Because make no mistake, in putting formation of a Palestinian state at the top of her priority list, Clinton put her chips, first and foremost, on the PA and only secondarily on Israel's security interests.

The tone of her remarks in Ramallah was strikingly different from her public comments in Jerusalem and at the Gaza-donors conferance in Egypt.   In Ramallah, she showered Abbas and his prime minister with unallyoyed praise.  To listen to her, one would think that the PA already has proven itself ready, able and fully qualified to run a Palestinian state.  There was not one whisper of concern that Abbas continues to glorify suicide bombers, stokes anti-Israel incitement in PA media and schools,  and refuses to make any concessions whatsoever toward a two-state solution, especially on refugees.

It's as if Abbas already has met all conditions for Palestinian statehood, and it's only up to Israel to do more.

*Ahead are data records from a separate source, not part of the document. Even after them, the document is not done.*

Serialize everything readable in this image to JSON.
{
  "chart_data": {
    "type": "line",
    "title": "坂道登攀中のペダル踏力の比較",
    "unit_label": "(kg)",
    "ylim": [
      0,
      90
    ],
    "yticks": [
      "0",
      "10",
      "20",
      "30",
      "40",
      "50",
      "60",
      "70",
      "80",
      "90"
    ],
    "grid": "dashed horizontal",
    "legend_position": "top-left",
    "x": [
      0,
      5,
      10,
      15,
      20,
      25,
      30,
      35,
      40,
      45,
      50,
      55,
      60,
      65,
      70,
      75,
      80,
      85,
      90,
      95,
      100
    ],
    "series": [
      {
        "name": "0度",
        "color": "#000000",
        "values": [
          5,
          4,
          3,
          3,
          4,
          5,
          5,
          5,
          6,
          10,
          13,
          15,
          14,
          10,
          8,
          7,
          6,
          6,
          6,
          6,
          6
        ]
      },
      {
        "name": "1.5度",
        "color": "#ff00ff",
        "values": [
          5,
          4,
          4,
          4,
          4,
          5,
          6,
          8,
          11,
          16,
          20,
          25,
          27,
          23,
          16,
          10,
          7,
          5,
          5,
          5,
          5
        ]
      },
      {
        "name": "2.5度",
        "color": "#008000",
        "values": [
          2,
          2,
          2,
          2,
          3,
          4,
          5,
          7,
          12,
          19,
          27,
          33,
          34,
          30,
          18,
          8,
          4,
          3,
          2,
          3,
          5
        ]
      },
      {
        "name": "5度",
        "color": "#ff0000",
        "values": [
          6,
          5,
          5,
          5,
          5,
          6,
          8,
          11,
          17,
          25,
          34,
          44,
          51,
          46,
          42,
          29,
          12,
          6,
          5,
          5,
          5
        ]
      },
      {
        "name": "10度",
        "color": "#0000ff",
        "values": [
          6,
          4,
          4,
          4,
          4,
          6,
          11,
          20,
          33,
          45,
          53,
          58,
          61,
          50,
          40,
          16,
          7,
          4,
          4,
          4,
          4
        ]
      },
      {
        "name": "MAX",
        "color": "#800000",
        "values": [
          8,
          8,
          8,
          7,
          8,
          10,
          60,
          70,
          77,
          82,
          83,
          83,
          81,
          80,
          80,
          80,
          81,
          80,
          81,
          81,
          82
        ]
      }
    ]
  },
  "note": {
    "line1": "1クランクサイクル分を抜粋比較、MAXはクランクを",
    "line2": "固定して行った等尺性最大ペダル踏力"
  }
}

Clinton's apparent calculation is that given their political fragility, Abbas and the PA need at all costs to be paraded on the world stage as peaceful paragons of virtuous statecraft.  It's because Clinton seems to realize how weak Abbas really is that she feels the need to overcompensate with hundreds of millions of dollars more of U.S. aid and blindness and/or forgiveness for his shortcomings and transgressions.

As one observer once noted, Abbas's strength lies in his weakness -- at least in shaping American diplomacy.

Conversely, when it comes to Israel, its very strength becomes a liability in HIllary's agenda.  Israel, she feels, is strong enough so it's fair game to low-ball its security interests and continued Hamas aggression from Gaza, while exerting pressure for more substantive concessions from Jerusalem, including wider opening of Gaza border crossings that Israel fears would become transit points for more military hardware for Hamas's arsenal.

While in Egypt and Jerusalem, Clinton noted in passing that Hamas is complicating matters by continuing to rain rockets on Israeli towns.  But it was a gentle rebuke -- with no consequences.  Continued Hamas rocket fire certainly didn't slow her down in pledging $300 million in U.S. aid for Gaza reconstruction, which notwithstanding administration assurances of funneling the money through other parties, is bound to play into Hamas's hands to Israel's detriment.

The most obvious example of Clinton's double-standard diplomacy came when she felt no compunction in sharply criticising Israel over planned demolition of un-licensed Arab homes in East Jerusalem as a breach of the "road map" -- a U.S. document fashioned in Bush's first term that calls for gradual, reciprocal steps toward a permanent peace deal.  While invoking the "road map" to bash Israel, there wasn't a murmum from Clinton that the same "road map" also demands dismantling of Palestinian terrorist groups as a pre-requisite for substantive peace talks.

In Jerusalem, Clinton went through all the PR-obliatory gestures -- a visit to Yad Vashem, a love-in with Shimon Peres and a warm reunion with Foreign Minister Tzipi Livni.  But symbols aside, she offered no assurances that Washington will put Israel and the Palestinians under the same rigorous scrunity when it comes to their respective "road map" obligations.

To be fair, Clinton was in Jerusalem during a time of political transition.  Olmert is on his way out and Bibi Netanyahu still works at fashioning a new government.  Protocol dictated that Clinton not engage in serious policy talks with Bibi before he takes over the reins.  So Hillary was careful not to jump the gun. And exactly how much pressure she will exert on a Netanyahu government remains to be seen.

But in her public comments, she already put Bibi on notice that the U.S. will press as its highest priority formation of a Palestinian state and demand that Israel focus on that objective as the first and last order of business.

This is not even-handed diplomacy.  This is the diplomatic equivalent of affirmative action -- with the scales weighted heavier on one side at the expense of the other.